Помимо невнятных указаний Никетомаас на то, что лагерь, в который отнесли Эстабрука, находится где-то в пустыне на границе этого Доминиона, у Миляги не было никаких ориентиров. Он надеялся встретить по пути кого-нибудь, кто сможет объяснить ему дорогу, но ни физическое, ни умственное состояние попадавшихся ему людей не внушало надежд на помощь с их стороны. Прежде чем покинуть дворец, он постарался как можно тщательнее забинтовать руку, которую поранил, сокрушая дверь в Башне Оси. Колющая рана, которую он получил в тот момент, когда Хуззах была похищена, и разрез, в котором был повинен клинок мистифа, не причиняли ему особых беспокойств. Его тело, обладавшее свойственной всем Маэстро стойкостью, уже прожило три человеческих жизни без каких бы то ни было признаков старения и теперь быстро оправлялось от понесенного ущерба.
О теле Пай-о-па этого сказать было нельзя. Заклятие Сартори отравляло ядом весь его организм и отнимало силы и разум.
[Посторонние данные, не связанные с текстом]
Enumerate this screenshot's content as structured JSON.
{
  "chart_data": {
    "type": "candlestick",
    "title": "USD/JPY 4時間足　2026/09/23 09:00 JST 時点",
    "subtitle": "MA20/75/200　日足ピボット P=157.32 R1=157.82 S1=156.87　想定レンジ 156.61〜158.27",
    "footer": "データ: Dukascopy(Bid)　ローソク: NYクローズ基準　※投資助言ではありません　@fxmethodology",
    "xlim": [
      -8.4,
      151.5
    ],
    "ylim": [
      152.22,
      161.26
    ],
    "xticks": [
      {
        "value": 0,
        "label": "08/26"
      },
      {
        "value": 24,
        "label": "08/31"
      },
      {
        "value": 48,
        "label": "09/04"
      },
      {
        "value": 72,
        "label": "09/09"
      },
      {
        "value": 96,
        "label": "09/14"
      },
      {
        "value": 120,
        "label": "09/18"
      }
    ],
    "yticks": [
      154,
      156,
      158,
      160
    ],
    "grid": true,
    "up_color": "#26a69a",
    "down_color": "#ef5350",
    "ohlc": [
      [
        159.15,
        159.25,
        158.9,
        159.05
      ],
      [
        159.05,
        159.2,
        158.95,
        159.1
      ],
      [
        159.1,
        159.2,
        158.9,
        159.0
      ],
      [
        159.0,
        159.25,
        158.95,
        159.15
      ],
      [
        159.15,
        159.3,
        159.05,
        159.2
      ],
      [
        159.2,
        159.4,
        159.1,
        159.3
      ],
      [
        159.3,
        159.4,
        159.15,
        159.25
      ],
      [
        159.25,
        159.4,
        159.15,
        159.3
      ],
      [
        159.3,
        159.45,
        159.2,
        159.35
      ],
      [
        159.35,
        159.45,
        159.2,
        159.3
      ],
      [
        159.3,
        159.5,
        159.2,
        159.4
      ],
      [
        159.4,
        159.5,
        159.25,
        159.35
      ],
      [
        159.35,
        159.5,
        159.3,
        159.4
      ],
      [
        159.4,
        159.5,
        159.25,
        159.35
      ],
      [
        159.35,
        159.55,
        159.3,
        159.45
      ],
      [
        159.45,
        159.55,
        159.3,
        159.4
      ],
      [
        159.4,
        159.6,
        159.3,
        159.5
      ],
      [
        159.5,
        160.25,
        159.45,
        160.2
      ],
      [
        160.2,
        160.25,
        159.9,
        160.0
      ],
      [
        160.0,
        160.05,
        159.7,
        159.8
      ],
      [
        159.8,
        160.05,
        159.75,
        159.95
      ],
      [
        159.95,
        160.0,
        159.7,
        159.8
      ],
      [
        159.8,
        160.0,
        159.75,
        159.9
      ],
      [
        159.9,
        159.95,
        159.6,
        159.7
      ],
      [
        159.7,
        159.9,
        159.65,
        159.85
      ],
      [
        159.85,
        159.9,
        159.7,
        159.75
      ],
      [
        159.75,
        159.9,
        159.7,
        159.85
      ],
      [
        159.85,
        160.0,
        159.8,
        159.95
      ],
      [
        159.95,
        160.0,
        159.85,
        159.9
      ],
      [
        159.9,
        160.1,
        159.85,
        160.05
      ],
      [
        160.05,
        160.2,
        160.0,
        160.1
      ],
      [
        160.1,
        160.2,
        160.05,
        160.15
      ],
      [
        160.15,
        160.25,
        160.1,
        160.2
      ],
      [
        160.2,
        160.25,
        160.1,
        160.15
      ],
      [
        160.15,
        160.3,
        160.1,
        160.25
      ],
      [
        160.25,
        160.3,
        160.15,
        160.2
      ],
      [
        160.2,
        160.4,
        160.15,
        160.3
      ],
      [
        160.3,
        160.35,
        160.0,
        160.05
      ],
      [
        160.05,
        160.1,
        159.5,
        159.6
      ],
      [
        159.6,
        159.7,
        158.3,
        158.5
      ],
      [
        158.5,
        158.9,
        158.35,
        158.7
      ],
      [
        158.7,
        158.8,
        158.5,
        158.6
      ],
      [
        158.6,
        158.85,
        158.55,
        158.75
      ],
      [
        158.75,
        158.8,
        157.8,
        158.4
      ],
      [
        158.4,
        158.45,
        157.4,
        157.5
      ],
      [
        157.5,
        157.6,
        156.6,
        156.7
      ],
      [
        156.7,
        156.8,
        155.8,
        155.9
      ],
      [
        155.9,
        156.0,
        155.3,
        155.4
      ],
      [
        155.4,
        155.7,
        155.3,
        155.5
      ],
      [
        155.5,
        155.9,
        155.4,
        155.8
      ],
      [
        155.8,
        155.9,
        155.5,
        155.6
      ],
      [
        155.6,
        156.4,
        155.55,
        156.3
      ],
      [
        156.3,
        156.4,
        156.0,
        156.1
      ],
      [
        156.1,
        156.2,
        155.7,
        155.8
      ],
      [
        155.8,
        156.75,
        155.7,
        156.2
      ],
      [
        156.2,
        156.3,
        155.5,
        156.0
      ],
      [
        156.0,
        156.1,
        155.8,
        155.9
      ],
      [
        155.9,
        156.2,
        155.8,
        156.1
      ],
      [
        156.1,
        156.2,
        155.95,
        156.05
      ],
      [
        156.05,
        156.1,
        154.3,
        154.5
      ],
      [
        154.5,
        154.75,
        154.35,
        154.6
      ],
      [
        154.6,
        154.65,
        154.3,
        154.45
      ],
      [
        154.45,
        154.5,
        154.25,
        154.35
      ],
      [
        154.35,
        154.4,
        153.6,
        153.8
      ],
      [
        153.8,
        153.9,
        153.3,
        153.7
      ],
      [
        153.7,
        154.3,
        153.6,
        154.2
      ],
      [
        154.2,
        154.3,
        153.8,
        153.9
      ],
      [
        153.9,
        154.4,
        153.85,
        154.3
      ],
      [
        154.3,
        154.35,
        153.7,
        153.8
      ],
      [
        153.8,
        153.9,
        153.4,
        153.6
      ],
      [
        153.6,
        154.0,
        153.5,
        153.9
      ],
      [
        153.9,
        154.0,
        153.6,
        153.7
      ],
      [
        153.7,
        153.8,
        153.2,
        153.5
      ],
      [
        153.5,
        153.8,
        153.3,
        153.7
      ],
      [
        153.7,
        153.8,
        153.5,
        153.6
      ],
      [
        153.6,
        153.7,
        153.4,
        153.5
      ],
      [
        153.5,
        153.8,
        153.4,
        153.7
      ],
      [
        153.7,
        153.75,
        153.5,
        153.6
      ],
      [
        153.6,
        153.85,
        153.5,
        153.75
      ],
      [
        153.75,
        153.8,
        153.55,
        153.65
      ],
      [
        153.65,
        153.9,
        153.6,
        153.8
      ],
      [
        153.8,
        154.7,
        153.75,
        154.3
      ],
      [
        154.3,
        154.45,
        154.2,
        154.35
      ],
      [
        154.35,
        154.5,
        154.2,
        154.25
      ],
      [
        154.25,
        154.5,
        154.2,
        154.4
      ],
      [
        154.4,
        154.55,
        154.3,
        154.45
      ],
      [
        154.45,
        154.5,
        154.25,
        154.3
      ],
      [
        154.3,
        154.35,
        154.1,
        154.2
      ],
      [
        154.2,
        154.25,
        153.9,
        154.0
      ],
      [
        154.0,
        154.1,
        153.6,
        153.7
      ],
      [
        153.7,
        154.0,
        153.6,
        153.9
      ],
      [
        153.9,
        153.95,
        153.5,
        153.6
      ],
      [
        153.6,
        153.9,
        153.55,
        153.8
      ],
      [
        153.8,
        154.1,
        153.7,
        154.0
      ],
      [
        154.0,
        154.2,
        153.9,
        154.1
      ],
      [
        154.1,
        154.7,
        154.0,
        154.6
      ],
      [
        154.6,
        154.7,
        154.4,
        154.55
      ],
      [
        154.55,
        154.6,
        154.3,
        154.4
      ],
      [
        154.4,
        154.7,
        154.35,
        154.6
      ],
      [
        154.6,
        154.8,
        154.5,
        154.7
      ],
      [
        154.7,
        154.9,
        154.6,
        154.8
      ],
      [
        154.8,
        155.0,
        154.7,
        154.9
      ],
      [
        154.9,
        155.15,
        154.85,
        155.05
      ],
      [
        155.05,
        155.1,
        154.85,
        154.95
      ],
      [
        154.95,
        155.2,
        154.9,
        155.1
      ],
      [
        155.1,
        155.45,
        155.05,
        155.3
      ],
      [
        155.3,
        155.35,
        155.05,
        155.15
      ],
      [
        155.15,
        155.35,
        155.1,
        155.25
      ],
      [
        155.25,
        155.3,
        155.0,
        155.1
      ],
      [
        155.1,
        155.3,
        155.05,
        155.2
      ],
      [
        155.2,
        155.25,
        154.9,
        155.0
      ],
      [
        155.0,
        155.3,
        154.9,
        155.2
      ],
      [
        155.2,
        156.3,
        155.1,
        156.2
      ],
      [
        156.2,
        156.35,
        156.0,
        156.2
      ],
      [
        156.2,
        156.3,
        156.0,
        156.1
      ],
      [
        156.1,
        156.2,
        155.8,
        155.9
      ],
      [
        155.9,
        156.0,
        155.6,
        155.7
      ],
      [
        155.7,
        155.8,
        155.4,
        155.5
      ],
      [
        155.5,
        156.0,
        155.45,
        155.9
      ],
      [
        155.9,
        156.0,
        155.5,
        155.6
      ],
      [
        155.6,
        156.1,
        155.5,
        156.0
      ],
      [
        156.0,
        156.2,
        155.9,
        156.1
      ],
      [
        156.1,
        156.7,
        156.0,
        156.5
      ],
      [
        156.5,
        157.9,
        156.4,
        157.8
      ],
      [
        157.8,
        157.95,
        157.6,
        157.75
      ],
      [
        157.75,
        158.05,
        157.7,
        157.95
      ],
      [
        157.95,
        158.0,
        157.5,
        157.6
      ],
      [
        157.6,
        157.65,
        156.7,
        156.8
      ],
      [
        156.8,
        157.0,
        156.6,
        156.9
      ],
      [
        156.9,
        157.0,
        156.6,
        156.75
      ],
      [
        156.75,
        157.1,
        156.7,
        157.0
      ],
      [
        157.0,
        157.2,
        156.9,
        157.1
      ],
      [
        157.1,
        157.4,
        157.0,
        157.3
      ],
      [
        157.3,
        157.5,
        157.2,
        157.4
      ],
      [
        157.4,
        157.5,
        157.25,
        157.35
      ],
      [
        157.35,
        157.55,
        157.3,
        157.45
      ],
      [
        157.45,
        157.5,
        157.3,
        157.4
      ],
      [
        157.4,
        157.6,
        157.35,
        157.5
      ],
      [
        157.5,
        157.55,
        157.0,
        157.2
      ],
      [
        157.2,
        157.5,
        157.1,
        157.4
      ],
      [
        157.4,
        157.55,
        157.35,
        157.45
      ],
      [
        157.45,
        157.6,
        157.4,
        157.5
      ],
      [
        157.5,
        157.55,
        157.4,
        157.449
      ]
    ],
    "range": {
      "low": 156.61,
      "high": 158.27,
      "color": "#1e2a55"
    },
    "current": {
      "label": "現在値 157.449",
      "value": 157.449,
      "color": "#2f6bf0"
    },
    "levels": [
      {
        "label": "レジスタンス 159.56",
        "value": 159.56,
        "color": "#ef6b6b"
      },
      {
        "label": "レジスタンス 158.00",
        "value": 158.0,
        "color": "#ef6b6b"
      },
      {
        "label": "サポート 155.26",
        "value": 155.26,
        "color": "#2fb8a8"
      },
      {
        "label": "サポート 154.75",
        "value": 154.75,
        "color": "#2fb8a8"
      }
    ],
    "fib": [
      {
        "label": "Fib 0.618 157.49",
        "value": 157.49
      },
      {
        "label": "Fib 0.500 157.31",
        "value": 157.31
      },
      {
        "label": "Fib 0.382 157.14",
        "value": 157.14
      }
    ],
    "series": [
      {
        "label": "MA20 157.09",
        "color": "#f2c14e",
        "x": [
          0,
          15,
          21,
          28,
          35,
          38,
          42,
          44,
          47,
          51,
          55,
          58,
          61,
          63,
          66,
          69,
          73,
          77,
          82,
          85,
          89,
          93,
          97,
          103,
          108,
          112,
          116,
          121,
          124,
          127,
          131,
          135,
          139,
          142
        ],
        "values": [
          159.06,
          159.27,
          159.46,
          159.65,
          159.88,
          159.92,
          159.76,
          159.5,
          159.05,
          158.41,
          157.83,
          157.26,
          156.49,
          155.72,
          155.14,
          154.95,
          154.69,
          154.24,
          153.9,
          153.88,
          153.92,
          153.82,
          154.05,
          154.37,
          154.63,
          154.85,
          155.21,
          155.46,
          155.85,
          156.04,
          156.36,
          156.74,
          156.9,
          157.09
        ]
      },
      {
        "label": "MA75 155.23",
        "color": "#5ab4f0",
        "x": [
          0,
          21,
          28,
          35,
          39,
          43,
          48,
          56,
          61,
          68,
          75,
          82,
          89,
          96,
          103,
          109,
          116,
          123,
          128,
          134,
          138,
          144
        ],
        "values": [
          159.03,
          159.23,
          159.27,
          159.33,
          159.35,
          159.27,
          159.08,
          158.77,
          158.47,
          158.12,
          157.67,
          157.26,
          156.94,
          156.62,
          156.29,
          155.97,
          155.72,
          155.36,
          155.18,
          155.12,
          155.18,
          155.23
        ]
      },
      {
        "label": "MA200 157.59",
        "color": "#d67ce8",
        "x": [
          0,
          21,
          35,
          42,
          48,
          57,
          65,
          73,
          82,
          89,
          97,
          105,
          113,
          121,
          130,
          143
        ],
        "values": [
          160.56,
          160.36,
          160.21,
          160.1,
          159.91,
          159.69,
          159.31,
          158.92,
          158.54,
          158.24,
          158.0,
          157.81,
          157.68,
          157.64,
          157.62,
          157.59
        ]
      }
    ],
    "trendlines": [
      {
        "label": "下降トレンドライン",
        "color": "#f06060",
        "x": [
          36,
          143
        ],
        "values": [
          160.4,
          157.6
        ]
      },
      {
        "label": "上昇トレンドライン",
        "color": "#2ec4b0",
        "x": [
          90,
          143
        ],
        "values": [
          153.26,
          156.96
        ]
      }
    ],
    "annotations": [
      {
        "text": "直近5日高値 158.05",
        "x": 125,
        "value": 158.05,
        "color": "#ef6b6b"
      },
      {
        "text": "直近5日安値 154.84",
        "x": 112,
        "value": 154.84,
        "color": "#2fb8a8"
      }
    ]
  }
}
К тому времени, когда они выходили из города, Пай едва переставлял ноги, и Миляге приходилось чуть ли не тащить его на себе. Ему оставалось надеяться только на то, что вскоре они найдут какое-нибудь средство передвижения, а иначе это путешествие закончится, так и не успев начаться. На собратьев-беженцев рассчитывать было трудно. Большинство из них шли пешком, а те, у кого был транспорт — тележки, машины, низкорослые мулы, — и так уже были перегружены. Несколько набитых до отказа экипажей сломались, не успев отъехать от городских ворот, и теперь заплатившие за место пассажиры спорили с владельцами транспорта у обочины. Но основная масса беженцев шла по дороге в оцепенелом молчании, глядя себе под ноги и отрывая глаза от дороги только тогда, когда приближались к развилке.